Permanent Residency in Spite of Debts
Can an applicant be eligible for permanent residency when he has serious debts and is paying them off as agreed? VG Berlin decided on this dispute between immigration in Berlin and an applicant on January 26, 2018, (re VG 11 K 541.17).
This Gambian citizen applied for permanent residency after having accumulated five years of legal residency. He had unsuccessfully applied for asylum in the past and was deported back to Gambia. After marrying a German, he obtained a residence permit for family reunion to his German wife. Due to his deportation, this Gambian citizen had around 20 ks in debt to the authorities. All other requirements for permanent residency have been met without issue.
The immigration authorities held that although he is paying his debts, he will need another seven years until they have been remitted, which disqualifies him from having sufficient and permanent income for his financial livelihood.
The applicant contested the ruling and won in court.
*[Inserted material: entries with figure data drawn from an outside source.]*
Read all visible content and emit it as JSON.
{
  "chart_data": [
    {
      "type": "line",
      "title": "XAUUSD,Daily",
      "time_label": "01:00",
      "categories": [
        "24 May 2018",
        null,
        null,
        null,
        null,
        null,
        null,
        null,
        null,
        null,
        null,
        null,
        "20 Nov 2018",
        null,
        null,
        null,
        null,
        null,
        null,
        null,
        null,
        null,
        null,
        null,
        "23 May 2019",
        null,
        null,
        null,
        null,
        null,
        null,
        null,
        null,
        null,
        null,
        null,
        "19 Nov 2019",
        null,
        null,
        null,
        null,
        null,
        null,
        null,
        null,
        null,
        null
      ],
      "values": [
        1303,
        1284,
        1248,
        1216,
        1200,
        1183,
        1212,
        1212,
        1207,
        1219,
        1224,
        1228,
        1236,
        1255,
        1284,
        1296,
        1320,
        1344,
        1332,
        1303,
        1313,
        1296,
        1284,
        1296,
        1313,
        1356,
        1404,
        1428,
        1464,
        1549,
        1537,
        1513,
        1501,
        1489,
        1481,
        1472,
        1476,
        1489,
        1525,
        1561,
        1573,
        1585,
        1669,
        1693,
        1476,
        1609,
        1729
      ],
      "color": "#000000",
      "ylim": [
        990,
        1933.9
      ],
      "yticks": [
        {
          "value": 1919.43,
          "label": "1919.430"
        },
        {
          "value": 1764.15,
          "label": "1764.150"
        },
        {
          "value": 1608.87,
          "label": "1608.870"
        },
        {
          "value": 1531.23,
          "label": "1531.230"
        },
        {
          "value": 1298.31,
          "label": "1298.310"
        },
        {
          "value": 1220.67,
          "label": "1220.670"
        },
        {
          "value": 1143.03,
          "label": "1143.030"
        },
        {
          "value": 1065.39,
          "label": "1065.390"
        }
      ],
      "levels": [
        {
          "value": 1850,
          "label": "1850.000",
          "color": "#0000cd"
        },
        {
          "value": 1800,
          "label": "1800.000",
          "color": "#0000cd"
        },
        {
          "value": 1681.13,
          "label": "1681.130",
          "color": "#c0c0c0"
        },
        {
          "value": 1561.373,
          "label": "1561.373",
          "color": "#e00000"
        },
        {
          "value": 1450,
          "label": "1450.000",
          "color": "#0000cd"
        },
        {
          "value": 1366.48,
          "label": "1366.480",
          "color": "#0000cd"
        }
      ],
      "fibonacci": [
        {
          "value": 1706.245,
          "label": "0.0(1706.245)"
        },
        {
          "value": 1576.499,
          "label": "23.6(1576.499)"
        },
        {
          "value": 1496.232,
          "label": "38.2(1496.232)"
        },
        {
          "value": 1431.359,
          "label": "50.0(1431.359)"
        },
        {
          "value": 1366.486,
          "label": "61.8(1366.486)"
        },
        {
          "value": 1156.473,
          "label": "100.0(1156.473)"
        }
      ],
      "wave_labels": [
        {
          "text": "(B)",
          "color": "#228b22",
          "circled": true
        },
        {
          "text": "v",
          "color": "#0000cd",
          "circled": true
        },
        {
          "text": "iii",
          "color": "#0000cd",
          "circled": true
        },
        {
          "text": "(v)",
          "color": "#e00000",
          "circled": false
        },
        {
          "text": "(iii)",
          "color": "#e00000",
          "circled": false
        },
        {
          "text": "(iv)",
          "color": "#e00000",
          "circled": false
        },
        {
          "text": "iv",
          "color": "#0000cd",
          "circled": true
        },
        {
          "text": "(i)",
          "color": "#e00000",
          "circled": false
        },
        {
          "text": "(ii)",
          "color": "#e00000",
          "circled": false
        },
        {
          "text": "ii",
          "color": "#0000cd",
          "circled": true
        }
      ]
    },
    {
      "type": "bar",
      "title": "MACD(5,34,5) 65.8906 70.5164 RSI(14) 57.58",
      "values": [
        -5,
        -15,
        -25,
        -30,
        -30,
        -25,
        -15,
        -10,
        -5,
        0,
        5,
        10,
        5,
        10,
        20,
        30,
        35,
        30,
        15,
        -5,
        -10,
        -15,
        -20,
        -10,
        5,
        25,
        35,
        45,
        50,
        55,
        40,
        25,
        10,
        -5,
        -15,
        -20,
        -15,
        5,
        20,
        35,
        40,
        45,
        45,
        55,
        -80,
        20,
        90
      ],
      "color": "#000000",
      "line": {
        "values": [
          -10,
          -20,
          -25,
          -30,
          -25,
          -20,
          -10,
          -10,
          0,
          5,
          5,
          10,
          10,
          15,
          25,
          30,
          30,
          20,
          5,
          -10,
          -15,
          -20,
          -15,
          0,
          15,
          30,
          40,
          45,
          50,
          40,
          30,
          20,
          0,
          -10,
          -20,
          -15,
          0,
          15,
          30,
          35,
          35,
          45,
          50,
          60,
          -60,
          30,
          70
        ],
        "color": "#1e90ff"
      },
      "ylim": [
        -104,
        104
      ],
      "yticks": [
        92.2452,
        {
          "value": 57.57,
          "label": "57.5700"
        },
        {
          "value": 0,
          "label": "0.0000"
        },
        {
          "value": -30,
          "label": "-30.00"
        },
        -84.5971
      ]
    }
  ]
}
The court held that financial livelihood had to be determined as it normally would be in the combined application of immigration and social law. If the applicant meets the requirements as determined in §9 II AufenthG, he is entitled to receive permanent residency. "Not having debts" is not mentioned as a requirement in the law. Beyond that, even if debts were affecting his financial status, then his income can only be garnished within the exemption limit for seizure. In other words, his basic income may not be touched. A basic income is sufficient for permanent residency under immigration law. This person will not become a burden on the public as the immigration authorities sought to claim. Last but not least, it would be absurd if he was not able to get permanent residency in spite of a successful application for naturalization because of debts.